Andrew: The West has a duty and an interest in remembering its moral values in dealing with Russia. That is all the more the case given the risks ahead for that country and the poor prospects of its developing adequate channels for addressing them. The reset has had tactical value but is not and cannot be a game changer. Russia suffers from a false sense of being a “great power” and that its proper analogue is the United States. The EU is in trouble, but in real terms it is Russia’s links with the rest of Europe that are the key to the country’s effective integration into the global system. It seems to me that the West’s first duty is to come to a realistic view of Russia’s likely path and not to rely on lazy hope that it will be a comfortable one.
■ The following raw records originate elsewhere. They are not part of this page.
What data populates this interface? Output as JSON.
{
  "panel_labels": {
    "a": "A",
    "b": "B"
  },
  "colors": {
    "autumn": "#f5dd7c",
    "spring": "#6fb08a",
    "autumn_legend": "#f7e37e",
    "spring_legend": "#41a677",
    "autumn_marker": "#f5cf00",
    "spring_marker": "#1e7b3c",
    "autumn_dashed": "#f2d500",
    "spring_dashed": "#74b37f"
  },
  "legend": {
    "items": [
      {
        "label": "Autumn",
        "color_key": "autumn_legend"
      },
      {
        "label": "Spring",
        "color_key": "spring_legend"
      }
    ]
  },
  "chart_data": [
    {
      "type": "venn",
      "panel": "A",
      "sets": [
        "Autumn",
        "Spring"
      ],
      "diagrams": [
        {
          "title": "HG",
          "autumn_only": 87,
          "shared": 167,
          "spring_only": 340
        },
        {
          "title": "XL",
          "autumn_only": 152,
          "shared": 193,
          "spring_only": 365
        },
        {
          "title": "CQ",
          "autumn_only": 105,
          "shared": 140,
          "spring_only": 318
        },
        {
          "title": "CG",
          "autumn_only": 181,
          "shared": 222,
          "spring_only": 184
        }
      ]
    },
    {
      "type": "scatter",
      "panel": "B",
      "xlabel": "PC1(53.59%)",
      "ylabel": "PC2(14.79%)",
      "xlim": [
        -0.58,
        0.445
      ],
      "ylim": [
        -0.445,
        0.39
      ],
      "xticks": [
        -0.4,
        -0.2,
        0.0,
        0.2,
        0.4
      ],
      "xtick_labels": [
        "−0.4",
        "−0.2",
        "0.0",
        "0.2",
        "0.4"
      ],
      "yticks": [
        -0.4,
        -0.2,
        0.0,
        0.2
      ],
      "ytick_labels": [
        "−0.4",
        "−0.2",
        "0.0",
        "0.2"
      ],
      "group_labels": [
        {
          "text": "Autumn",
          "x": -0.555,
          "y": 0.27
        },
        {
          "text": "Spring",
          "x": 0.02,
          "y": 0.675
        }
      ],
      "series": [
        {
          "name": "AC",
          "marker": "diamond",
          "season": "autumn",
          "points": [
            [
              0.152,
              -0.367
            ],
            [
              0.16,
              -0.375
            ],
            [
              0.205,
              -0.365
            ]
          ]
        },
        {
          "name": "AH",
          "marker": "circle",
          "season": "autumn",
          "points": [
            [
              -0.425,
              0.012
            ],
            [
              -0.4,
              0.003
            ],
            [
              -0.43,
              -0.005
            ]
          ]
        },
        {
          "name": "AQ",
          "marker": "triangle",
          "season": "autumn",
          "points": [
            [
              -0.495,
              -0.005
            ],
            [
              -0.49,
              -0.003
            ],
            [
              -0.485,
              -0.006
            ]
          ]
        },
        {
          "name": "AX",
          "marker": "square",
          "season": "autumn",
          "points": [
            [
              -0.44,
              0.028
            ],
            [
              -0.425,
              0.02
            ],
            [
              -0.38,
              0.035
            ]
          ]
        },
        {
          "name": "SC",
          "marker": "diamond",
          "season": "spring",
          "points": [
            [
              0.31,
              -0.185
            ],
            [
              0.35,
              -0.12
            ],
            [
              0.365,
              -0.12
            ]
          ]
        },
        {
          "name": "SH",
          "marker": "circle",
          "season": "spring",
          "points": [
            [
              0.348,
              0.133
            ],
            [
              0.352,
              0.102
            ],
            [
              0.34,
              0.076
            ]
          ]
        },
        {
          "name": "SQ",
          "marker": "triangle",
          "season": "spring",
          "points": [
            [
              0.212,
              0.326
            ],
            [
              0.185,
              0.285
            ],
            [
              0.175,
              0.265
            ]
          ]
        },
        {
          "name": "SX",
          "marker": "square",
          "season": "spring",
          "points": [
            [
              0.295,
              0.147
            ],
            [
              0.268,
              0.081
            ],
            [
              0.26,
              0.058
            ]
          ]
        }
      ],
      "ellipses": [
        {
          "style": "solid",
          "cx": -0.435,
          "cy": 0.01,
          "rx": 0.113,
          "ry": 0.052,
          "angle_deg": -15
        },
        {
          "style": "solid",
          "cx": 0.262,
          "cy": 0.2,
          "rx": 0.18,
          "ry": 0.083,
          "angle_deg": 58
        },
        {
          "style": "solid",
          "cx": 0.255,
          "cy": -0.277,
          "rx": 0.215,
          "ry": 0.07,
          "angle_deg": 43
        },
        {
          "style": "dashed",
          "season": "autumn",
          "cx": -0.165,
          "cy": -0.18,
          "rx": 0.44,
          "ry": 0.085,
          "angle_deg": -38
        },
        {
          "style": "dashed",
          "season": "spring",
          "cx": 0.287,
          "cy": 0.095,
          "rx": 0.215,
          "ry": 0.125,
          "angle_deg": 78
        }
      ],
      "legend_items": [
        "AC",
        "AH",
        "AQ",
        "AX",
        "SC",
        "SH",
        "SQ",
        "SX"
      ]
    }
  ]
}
Lilia: I agree. I believe that the “collective” West must urgently understand that Russia continues to be a factor that influences not only Western (and especially) European security, but also the principles on which the West is based. Jailed Russian tycoon Mikhail Khodorkovsky was right when he said that Russia is an exporter of commodities and corruption. The Russian authorities that try to legitimize themselves through aggressive fraud, harassing the opposition, and discrediting democratic mechanisms—as the recent Duma elections show—only push Russia further into the blind valley which makes revolution the only exit solution. Putin’s Russia, frustrated and angry, could become a serious global challenge for the West.
Andrew: No one’s vision of the future is infallible, and neither of us would claim to know what will happen over the next six years, let alone the next twelve years, but we need to consider the possibility of things going badly wrong for Russia in that timescale. We are particularly struck by the fact that this fear is so much stronger in Russia than it is in the West.